I agree that there’s some line, but if we’re really talking about $1.5bn & it really is a theft, it seems reasonable to me. /shrug

It’s probably money laundering anyway, but I dunno. If the blockchain is protected through a decentralized ledger, couldn’t they vote via governance?

Keep in mind, I read the headline & not the article. I got no clue what chain or crypto involves the story. The web3 world gave me a salary boost, and that was enough for me. It was stressful working in a grey area at times.

[–] chicken@lemmy.dbzer0.com 1 points 10 hours ago* (last edited 10 hours ago)

It's Ethereum, so close relevance to anything web3.

it seems reasonable to me.

It won't seem reasonable to the people developing the software or running the staking nodes whose consensus would be needed, see https://nakamoto.com/credible-neutrality/ for an idea of why. Basically the idea is that the more a network acts to impartially execute algorithms than as a subjective governance body, the more it can be relied on without worrying about the potential bias of that governance, and that impartiality is at the core of its actual value. The whole "code is law" thing might not be literal reality, there is a line, but that line is located at an existential threat to the network itself (ie. the DAO hack hardfork which was the only time this was really done, or the plans for a hard fork to recover after a hypothetical quantum computing attack breaks encryption on all wallets).

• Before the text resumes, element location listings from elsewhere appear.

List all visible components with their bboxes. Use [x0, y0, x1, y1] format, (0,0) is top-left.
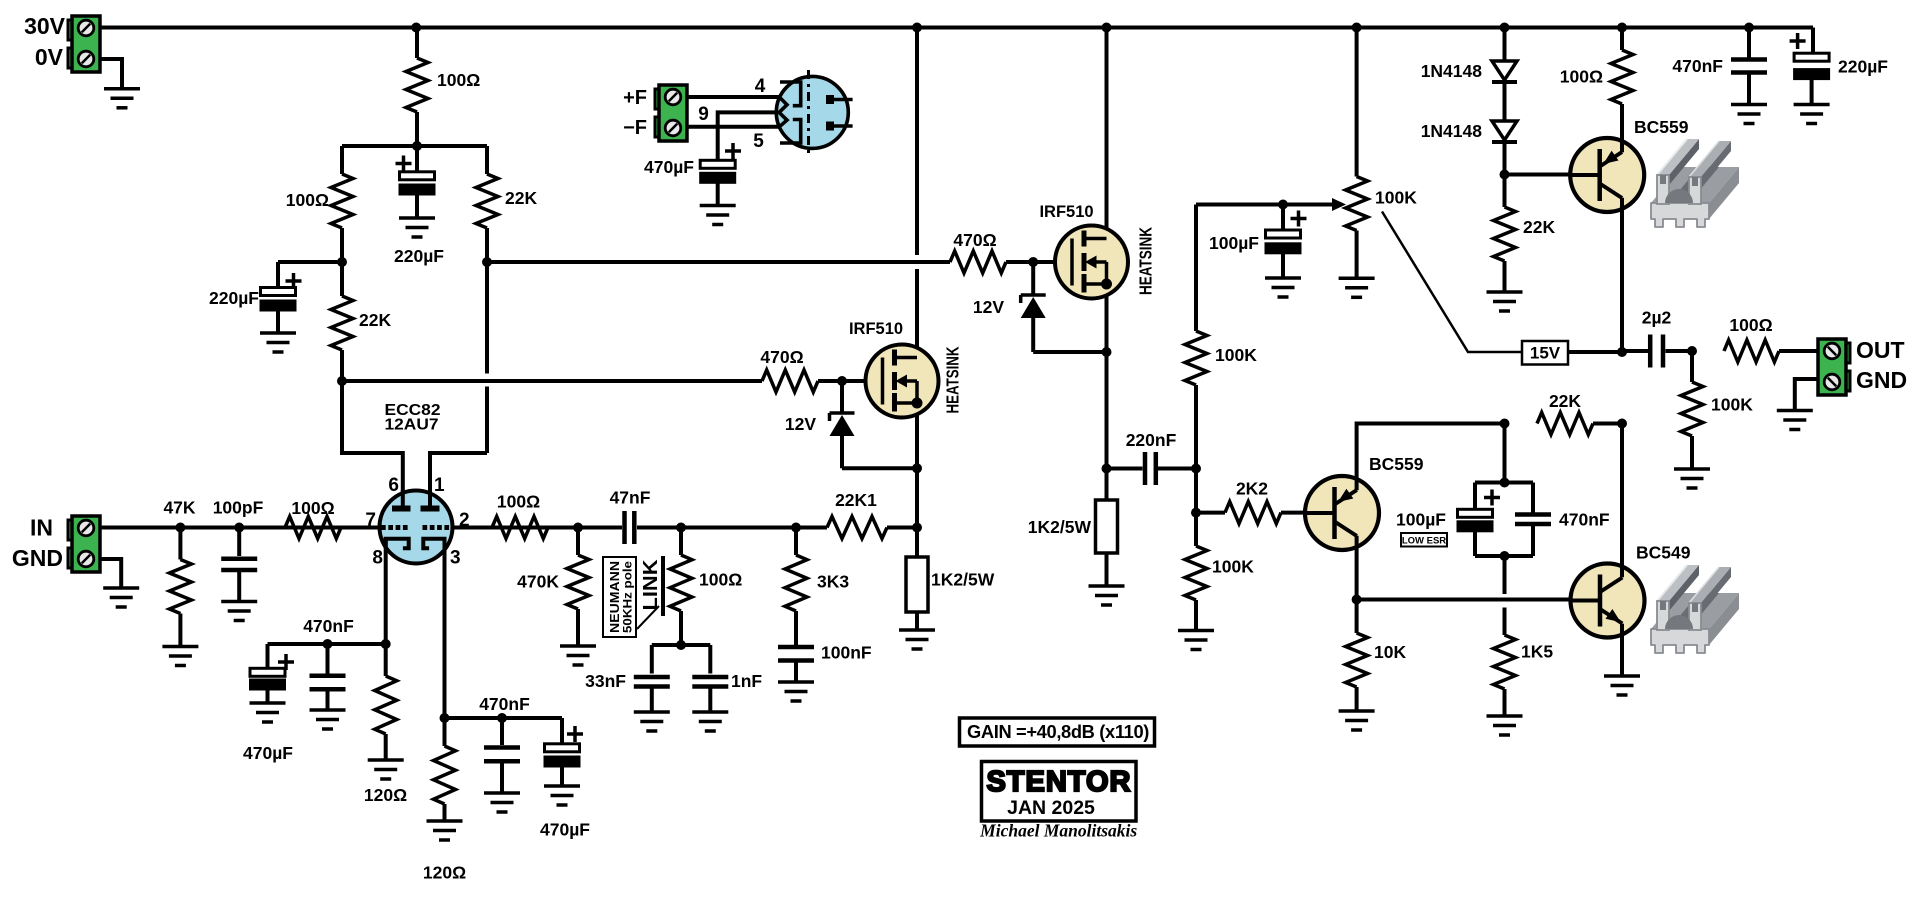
svg-text:HEATSINK: HEATSINK: [1136, 227, 1156, 295]
svg-text:GND: GND: [1856, 367, 1907, 393]
svg-text:Michael Manolitsakis: Michael Manolitsakis: [979, 821, 1137, 841]
svg-text:4: 4: [755, 76, 766, 97]
svg-text:470nF: 470nF: [303, 616, 354, 636]
svg-text:3K3: 3K3: [817, 572, 849, 592]
svg-text:2K2: 2K2: [1236, 479, 1268, 499]
svg-text:100µF: 100µF: [1209, 233, 1259, 253]
svg-text:33nF: 33nF: [585, 671, 626, 691]
svg-text:LINK: LINK: [640, 559, 662, 611]
svg-text:220nF: 220nF: [1126, 430, 1177, 450]
svg-text:1K2/5W: 1K2/5W: [931, 570, 995, 590]
svg-text:220µF: 220µF: [394, 246, 444, 266]
svg-text:30V: 30V: [24, 13, 66, 39]
svg-text:JAN 2025: JAN 2025: [1007, 797, 1095, 819]
svg-text:100Ω: 100Ω: [699, 570, 742, 590]
svg-text:8: 8: [372, 548, 383, 569]
svg-text:LOW ESR: LOW ESR: [1402, 536, 1446, 547]
svg-text:470K: 470K: [517, 572, 559, 592]
svg-text:100Ω: 100Ω: [1729, 315, 1772, 335]
svg-text:100pF: 100pF: [213, 498, 264, 518]
svg-text:3: 3: [450, 548, 461, 569]
svg-text:470nF: 470nF: [1672, 56, 1723, 76]
svg-text:470µF: 470µF: [644, 157, 694, 177]
svg-text:470nF: 470nF: [479, 694, 530, 714]
svg-text:NEUMANN: NEUMANN: [607, 561, 622, 633]
svg-text:47K: 47K: [163, 498, 195, 518]
svg-text:47nF: 47nF: [610, 488, 651, 508]
svg-text:1nF: 1nF: [731, 671, 762, 691]
svg-text:100Ω: 100Ω: [1560, 67, 1603, 87]
svg-text:100K: 100K: [1212, 557, 1254, 577]
svg-text:IRF510: IRF510: [1039, 203, 1093, 221]
svg-text:470nF: 470nF: [1559, 510, 1610, 530]
svg-text:STENTOR: STENTOR: [986, 766, 1131, 798]
svg-text:10K: 10K: [1374, 642, 1406, 662]
svg-text:470Ω: 470Ω: [760, 347, 803, 367]
svg-text:120Ω: 120Ω: [364, 785, 407, 805]
svg-text:50KHz pole: 50KHz pole: [623, 561, 635, 633]
svg-text:100K: 100K: [1375, 188, 1417, 208]
svg-text:2µ2: 2µ2: [1642, 308, 1672, 328]
svg-text:22K: 22K: [359, 310, 391, 330]
svg-text:15V: 15V: [1530, 344, 1561, 363]
svg-text:0V: 0V: [35, 44, 64, 70]
svg-text:100Ω: 100Ω: [437, 70, 480, 90]
svg-text:100µF: 100µF: [1396, 510, 1446, 530]
svg-text:120Ω: 120Ω: [423, 863, 466, 883]
svg-text:9: 9: [698, 104, 709, 125]
svg-text:470µF: 470µF: [540, 820, 590, 840]
svg-text:1N4148: 1N4148: [1421, 121, 1483, 141]
svg-text:OUT: OUT: [1856, 337, 1905, 363]
svg-text:12AU7: 12AU7: [385, 417, 439, 434]
svg-text:IN: IN: [30, 515, 53, 541]
svg-text:470µF: 470µF: [243, 743, 293, 763]
svg-text:100nF: 100nF: [821, 643, 872, 663]
svg-text:22K1: 22K1: [835, 490, 877, 510]
svg-text:6: 6: [388, 475, 399, 496]
svg-text:220µF: 220µF: [1838, 57, 1888, 77]
svg-text:100Ω: 100Ω: [291, 498, 334, 518]
svg-text:12V: 12V: [785, 414, 816, 434]
svg-text:GAIN =+40,8dB (x110): GAIN =+40,8dB (x110): [967, 721, 1149, 742]
svg-text:220µF: 220µF: [209, 288, 259, 308]
svg-text:22K: 22K: [505, 188, 537, 208]
svg-text:22K: 22K: [1523, 217, 1555, 237]
svg-text:GND: GND: [12, 545, 63, 571]
svg-text:22K: 22K: [1549, 391, 1581, 411]
svg-text:1N4148: 1N4148: [1421, 61, 1483, 81]
svg-text:BC549: BC549: [1636, 543, 1691, 563]
svg-text:BC559: BC559: [1634, 117, 1689, 137]
svg-text:1K5: 1K5: [1521, 642, 1553, 662]
svg-text:BC559: BC559: [1369, 454, 1424, 474]
svg-text:IRF510: IRF510: [849, 320, 903, 338]
svg-text:470Ω: 470Ω: [953, 230, 996, 250]
svg-text:1K2/5W: 1K2/5W: [1028, 517, 1092, 537]
svg-text:100K: 100K: [1711, 395, 1753, 415]
svg-text:1: 1: [434, 475, 445, 496]
svg-text:12V: 12V: [973, 297, 1004, 317]
svg-text:−F: −F: [623, 117, 647, 139]
svg-text:100K: 100K: [1215, 345, 1257, 365]
svg-text:100Ω: 100Ω: [286, 190, 329, 210]
svg-text:+F: +F: [623, 87, 647, 109]
svg-text:HEATSINK: HEATSINK: [943, 346, 963, 413]
svg-text:5: 5: [753, 131, 764, 152]
svg-text:100Ω: 100Ω: [497, 492, 540, 512]
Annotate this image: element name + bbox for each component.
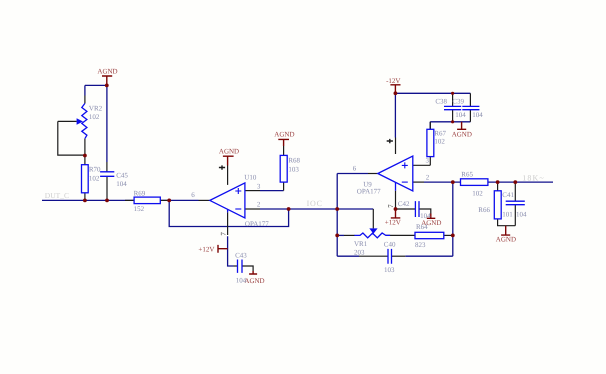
svg-text:U10: U10 bbox=[244, 173, 257, 181]
svg-text:3: 3 bbox=[426, 157, 430, 165]
svg-text:7: 7 bbox=[387, 204, 395, 208]
svg-text:AGND: AGND bbox=[97, 68, 117, 76]
svg-text:OPA177: OPA177 bbox=[357, 188, 381, 196]
svg-text:102: 102 bbox=[434, 138, 445, 146]
svg-text:DUT_C: DUT_C bbox=[45, 191, 69, 200]
svg-text:IOC: IOC bbox=[307, 199, 323, 208]
svg-text:OPA177: OPA177 bbox=[245, 220, 269, 228]
svg-text:104: 104 bbox=[455, 111, 466, 119]
svg-text:104: 104 bbox=[472, 111, 483, 119]
svg-text:AGND: AGND bbox=[219, 148, 239, 156]
svg-text:C42: C42 bbox=[398, 200, 410, 208]
svg-text:AGND: AGND bbox=[274, 131, 294, 139]
svg-text:104: 104 bbox=[420, 212, 431, 220]
svg-text:C40: C40 bbox=[384, 240, 396, 248]
svg-text:AGND: AGND bbox=[496, 236, 516, 244]
svg-text:C45: C45 bbox=[116, 171, 128, 179]
svg-text:C43: C43 bbox=[235, 251, 247, 259]
svg-text:R64: R64 bbox=[416, 223, 428, 231]
svg-text:+12V: +12V bbox=[198, 246, 214, 254]
svg-text:3: 3 bbox=[257, 183, 261, 191]
svg-text:6: 6 bbox=[191, 191, 195, 199]
svg-text:VR2: VR2 bbox=[89, 104, 103, 112]
svg-text:R69: R69 bbox=[134, 189, 146, 197]
svg-text:203: 203 bbox=[354, 249, 365, 257]
svg-text:2: 2 bbox=[426, 174, 430, 182]
svg-text:C39: C39 bbox=[452, 97, 464, 105]
svg-text:R70: R70 bbox=[89, 166, 101, 174]
svg-text:104: 104 bbox=[116, 180, 127, 188]
svg-text:VR1: VR1 bbox=[354, 240, 368, 248]
svg-text:102: 102 bbox=[89, 113, 100, 121]
svg-text:104: 104 bbox=[236, 277, 247, 285]
svg-text:AGND: AGND bbox=[244, 277, 264, 285]
svg-text:R65: R65 bbox=[461, 170, 473, 178]
svg-text:+12V: +12V bbox=[385, 219, 401, 227]
svg-text:-12V: -12V bbox=[386, 77, 400, 85]
svg-text:101: 101 bbox=[502, 211, 513, 219]
svg-text:104: 104 bbox=[516, 211, 527, 219]
svg-text:R66: R66 bbox=[478, 206, 490, 214]
svg-text:C41: C41 bbox=[502, 191, 514, 199]
svg-text:102: 102 bbox=[472, 190, 483, 198]
svg-text:103: 103 bbox=[288, 165, 299, 173]
svg-text:C38: C38 bbox=[435, 97, 447, 105]
svg-text:18K~: 18K~ bbox=[522, 173, 545, 182]
svg-text:102: 102 bbox=[89, 175, 100, 183]
svg-text:7: 7 bbox=[219, 232, 227, 236]
svg-text:R68: R68 bbox=[288, 157, 300, 165]
svg-text:823: 823 bbox=[415, 241, 426, 249]
svg-text:R67: R67 bbox=[434, 130, 446, 138]
svg-text:AGND: AGND bbox=[452, 130, 472, 138]
svg-text:152: 152 bbox=[134, 205, 145, 213]
svg-text:6: 6 bbox=[353, 164, 357, 172]
svg-text:2: 2 bbox=[257, 200, 261, 208]
svg-text:103: 103 bbox=[384, 266, 395, 274]
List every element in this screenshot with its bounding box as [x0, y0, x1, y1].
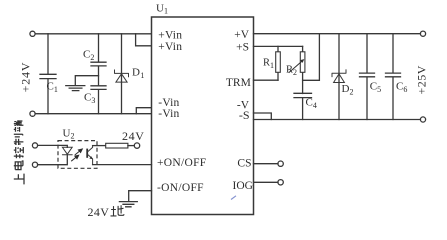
terminal 24V	[134, 143, 139, 148]
pin label CS	[237, 157, 251, 169]
capacitor C3	[84, 86, 106, 114]
ground 24V	[119, 202, 137, 207]
wire collector to resistor	[93, 145, 106, 147]
potentiometer R2	[286, 46, 305, 93]
wire -V staple	[254, 113, 272, 120]
terminal control top	[32, 143, 37, 148]
svg-text:+Vin: +Vin	[158, 29, 182, 41]
terminal input - (bottom left)	[30, 111, 35, 116]
label 上电控制端 (hand-drawn, rotated)	[14, 120, 24, 184]
pin label +ON/OFF	[157, 157, 207, 169]
LED of U2	[38, 145, 73, 164]
pin label +Vin (2)	[158, 41, 182, 53]
terminal control bottom	[32, 162, 37, 167]
wire -ON/OFF to ground	[129, 191, 152, 202]
zener diode D1	[115, 34, 145, 114]
label +24V	[19, 62, 33, 93]
terminal +25V bottom	[420, 117, 425, 122]
wire +S line	[254, 45, 303, 47]
svg-text:-Vin: -Vin	[158, 108, 179, 120]
capacitor C2	[83, 34, 106, 86]
terminal CS	[278, 161, 283, 166]
wire top-left rail	[35, 33, 151, 35]
pin label +S	[236, 41, 249, 53]
pin label -Vin (1)	[158, 97, 179, 109]
capacitor C4	[294, 93, 317, 119]
pin label TRM	[226, 77, 251, 89]
svg-text:TRM: TRM	[226, 77, 251, 89]
label U1	[156, 2, 168, 15]
svg-text:-S: -S	[239, 108, 250, 122]
svg-text:+24V: +24V	[19, 62, 33, 93]
terminal +25V top	[420, 31, 425, 36]
zener diode D2	[332, 34, 353, 120]
wire resistor to 24V terminal	[128, 145, 134, 147]
svg-text:CS: CS	[237, 157, 251, 169]
phototransistor of U2	[87, 146, 93, 165]
pin label +Vin (1)	[158, 29, 182, 41]
wire -Vin jumper staple	[136, 108, 151, 114]
terminal input + (top left)	[30, 31, 35, 36]
pin label -S	[239, 108, 250, 122]
optocoupler U2 dashed box	[58, 141, 97, 169]
label 24V	[122, 129, 144, 143]
capacitor C6	[386, 34, 408, 120]
wire +V output rail	[254, 33, 421, 35]
ground (C2/C3 midpoint)	[66, 76, 99, 91]
wire CS	[254, 163, 279, 165]
svg-text:+S: +S	[236, 41, 249, 53]
stray mark	[231, 196, 236, 200]
wire -S output rail	[254, 119, 421, 121]
svg-text:IOG: IOG	[233, 180, 253, 192]
light arrows	[71, 149, 82, 161]
svg-text:-ON/OFF: -ON/OFF	[157, 182, 204, 194]
wire R2 node to +V rail	[303, 34, 320, 81]
pin label -Vin (2)	[158, 108, 179, 120]
label U2	[63, 128, 75, 141]
wire emitter to +ON/OFF	[93, 164, 152, 166]
svg-text:+ON/OFF: +ON/OFF	[157, 157, 207, 169]
pin label +V	[234, 29, 249, 41]
resistor (24V pull-up)	[106, 143, 128, 148]
pin label -ON/OFF	[157, 182, 204, 194]
wire TRM	[254, 79, 279, 81]
resistor R1	[263, 46, 280, 80]
pin label -V	[237, 100, 250, 112]
svg-text:+Vin: +Vin	[158, 41, 182, 53]
svg-text:+V: +V	[234, 29, 249, 41]
wire +Vin jumper staple	[136, 34, 152, 46]
svg-text:+25V: +25V	[415, 65, 429, 94]
wire IOG	[254, 181, 279, 183]
svg-text:24V: 24V	[88, 205, 110, 219]
label +25V	[415, 65, 429, 94]
wire bottom-left rail	[35, 113, 151, 115]
pin label IOG	[233, 180, 253, 192]
IC U1 box	[152, 17, 254, 215]
label 24V 地	[88, 205, 124, 219]
capacitor C5	[360, 34, 382, 120]
capacitor C1	[40, 34, 58, 114]
terminal IOG	[278, 180, 283, 185]
svg-text:24V: 24V	[122, 129, 144, 143]
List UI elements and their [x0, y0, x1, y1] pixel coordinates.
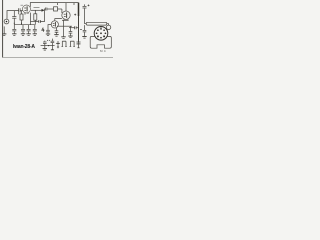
junction tick	[73, 3, 75, 5]
capacitor C2	[12, 17, 16, 24]
ground below border	[77, 42, 81, 48]
wire	[62, 19, 69, 21]
wire input	[7, 11, 19, 19]
wire	[3, 26, 5, 33]
tube V2	[62, 11, 70, 19]
ground	[82, 37, 86, 39]
ground	[12, 34, 16, 36]
terminal pair A	[62, 41, 67, 46]
capacitor C6	[21, 25, 25, 34]
resistor R3	[85, 22, 109, 25]
capacitor C16	[51, 39, 55, 50]
wire right border	[78, 3, 80, 16]
wire	[20, 10, 23, 12]
wire	[69, 27, 75, 29]
ground	[43, 49, 47, 51]
border left	[2, 0, 4, 58]
resistor R1	[20, 11, 23, 25]
wire grid V2	[61, 9, 63, 13]
capacitor C7	[27, 25, 31, 34]
ground	[51, 49, 54, 51]
resistor R4	[47, 7, 62, 11]
ground	[26, 34, 30, 36]
wire	[55, 19, 62, 21]
ground	[68, 36, 72, 38]
wire	[63, 19, 65, 20]
wire	[40, 9, 45, 22]
cathode net wire	[84, 25, 86, 30]
wire plate V2	[65, 3, 67, 11]
wire stub	[42, 28, 45, 32]
socket box	[90, 36, 111, 48]
ground	[56, 41, 60, 48]
electrolytic capacitor C13	[83, 4, 90, 23]
tube V3	[51, 21, 58, 28]
wire	[30, 13, 32, 25]
capacitor C3	[39, 20, 41, 23]
filament circuit wire	[41, 45, 55, 47]
bus wire	[14, 24, 35, 26]
capacitor C15	[43, 41, 47, 49]
capacitor C11	[55, 28, 59, 35]
wire	[48, 25, 51, 31]
svg-text:Iwan-28-A: Iwan-28-A	[13, 44, 35, 50]
wire	[76, 27, 78, 29]
svg-text:M 4: M 4	[100, 49, 106, 53]
capacitor C8	[75, 26, 77, 29]
pilot lamp	[106, 25, 110, 29]
ground	[61, 37, 65, 39]
grid leak net wire	[13, 11, 15, 25]
wire	[31, 21, 39, 23]
capacitor C14	[83, 30, 87, 36]
capacitor C12	[69, 26, 73, 36]
tick mark	[80, 29, 82, 31]
label a	[21, 4, 24, 6]
tick on right border	[76, 41, 80, 43]
coupling capacitor C1	[19, 8, 21, 14]
resistor R2	[34, 10, 37, 24]
capacitor C9	[33, 25, 37, 34]
capacitor C4	[45, 8, 47, 11]
junction tick	[57, 3, 59, 5]
wire	[67, 19, 69, 20]
arrow out	[31, 8, 45, 12]
bus wire	[57, 25, 72, 27]
ground	[46, 34, 50, 36]
tube V1	[23, 5, 31, 15]
wire	[63, 20, 65, 36]
plus mark	[74, 14, 76, 16]
ground	[2, 34, 6, 36]
input jack J1	[4, 19, 9, 24]
capacitor C10	[46, 30, 50, 34]
border bottom	[3, 56, 113, 58]
terminal pair B	[70, 41, 75, 46]
capacitor C5	[12, 25, 16, 34]
tube socket	[94, 27, 108, 41]
ground	[21, 34, 25, 36]
B+ rail wire	[30, 3, 78, 7]
ground	[54, 35, 58, 37]
junction dot	[48, 45, 49, 46]
ground	[33, 34, 37, 36]
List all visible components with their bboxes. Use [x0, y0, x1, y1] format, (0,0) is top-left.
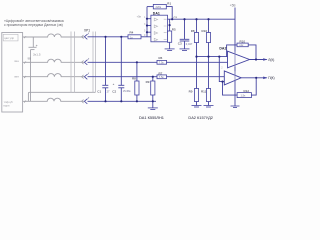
- wire C1 vertical upper: [105, 37, 107, 86]
- pin slash 3: [24, 76, 26, 78]
- svg-text:+: +: [113, 82, 115, 86]
- svg-text:DA2: DA2: [219, 47, 226, 51]
- junction output1-R11: [255, 58, 257, 60]
- ground supply bar 2: [233, 107, 237, 109]
- ground R9 bar 2: [194, 106, 199, 108]
- junction bus-R10: [207, 18, 209, 20]
- junction bus-C3: [183, 18, 185, 20]
- connector pin tick 1: [88, 33, 89, 35]
- junction bus-R8: [195, 18, 197, 20]
- resistor R10: [206, 33, 210, 43]
- inner frame (dial unit): [3, 34, 18, 41]
- junction R1-bus: [171, 18, 173, 20]
- pin slash 4: [24, 101, 26, 103]
- ground R11 bar 2: [206, 106, 211, 108]
- wire DA2.1 output: [250, 59, 267, 61]
- junction DA1 pin 3: [146, 24, 148, 26]
- battery GB1 positive plate: [29, 46, 37, 48]
- svg-text:+5В: +5В: [230, 4, 236, 8]
- ground R11 bar 1: [204, 105, 214, 107]
- wire line3 with choke L3: [23, 74, 84, 77]
- wire C2 vertical upper: [120, 37, 122, 86]
- wire line2 blue segment a: [88, 61, 158, 63]
- svg-text:DA1 К555ЛН1: DA1 К555ЛН1: [139, 115, 164, 120]
- wire R11 feedback right lead: [248, 45, 256, 60]
- ground R3 bar 1: [148, 107, 158, 109]
- wire line3 blue segment b to DA2.2: [167, 76, 225, 78]
- wire C2 vertical lower: [120, 88, 122, 102]
- wire DA1 input bus vertical: [146, 7, 148, 37]
- resistor R1: [153, 4, 166, 8]
- junction line4-C2: [120, 100, 122, 102]
- svg-text:R12: R12: [244, 89, 250, 93]
- junction line2-R2: [136, 61, 138, 63]
- svg-text:R8: R8: [191, 29, 195, 33]
- junction rail-R10: [207, 56, 209, 58]
- svg-text:9В: 9В: [28, 57, 32, 61]
- wire divider column R8-R9: [196, 19, 198, 105]
- svg-text:с прожектором передачи Данных: с прожектором передачи Данных (зв): [4, 23, 63, 27]
- svg-text:220к: 220к: [156, 5, 162, 9]
- svg-text:C2: C2: [112, 89, 116, 93]
- wire line1 blue segment a: [88, 36, 129, 38]
- svg-text:R10: R10: [240, 40, 246, 44]
- svg-text:R1: R1: [167, 1, 171, 5]
- svg-text:+5в: +5в: [137, 15, 142, 19]
- wire line4 blue segment: [88, 100, 157, 102]
- connector XP1 mating contact 3: [82, 75, 84, 79]
- svg-text:П(К): П(К): [268, 76, 274, 80]
- pin slash 1: [24, 36, 26, 38]
- svg-text:лин: лин: [14, 59, 19, 63]
- wire R12 feedback left lead: [223, 82, 238, 96]
- resistor R5: [168, 31, 172, 42]
- ground C3 bar 1: [180, 48, 190, 50]
- svg-text:R7: R7: [159, 71, 163, 75]
- junction line3-R3: [152, 76, 154, 78]
- wire +5V through DA2.2: [234, 71, 236, 80]
- resistor R6: [157, 60, 167, 64]
- wire DA1 pin stub 9: [147, 36, 151, 38]
- output arrow right channel: [263, 77, 267, 80]
- DA1 gate element 4: [154, 38, 166, 41]
- junction line4-R2: [136, 100, 138, 102]
- connector XP1 contact 2: [84, 60, 87, 65]
- ground R3 bar 2: [150, 108, 155, 110]
- op-amp DA2.1: [228, 51, 250, 68]
- battery GB1 negative plate: [31, 49, 35, 51]
- svg-text:DA2 К157УД2: DA2 К157УД2: [188, 115, 213, 120]
- wire C3 bottom lead: [184, 41, 186, 49]
- wire supply bus: [168, 18, 236, 20]
- wire bias rail: [197, 56, 228, 58]
- wire DA1 pin stub 5: [147, 31, 151, 33]
- cable shield screen 2 line b: [95, 32, 97, 93]
- junction output2-R12: [255, 77, 257, 79]
- wire R12 feedback right lead: [251, 78, 256, 95]
- junction DA1 pin 5: [146, 31, 148, 33]
- connector XP1 contact 4: [84, 99, 87, 104]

If there was an office somewhere practically able to wield a ctrl-z button for Ethereum accepting support tickets for its use, that would be a very different sort of cryptocurrency and imo not one that would be likely to work out.

Anyway this kind of hack does suck, but I think ultimately the lesson just has to be for people to either self custody or avoid crypto entirely. Centralized crypto exchanges rarely deserve the trust placed in them.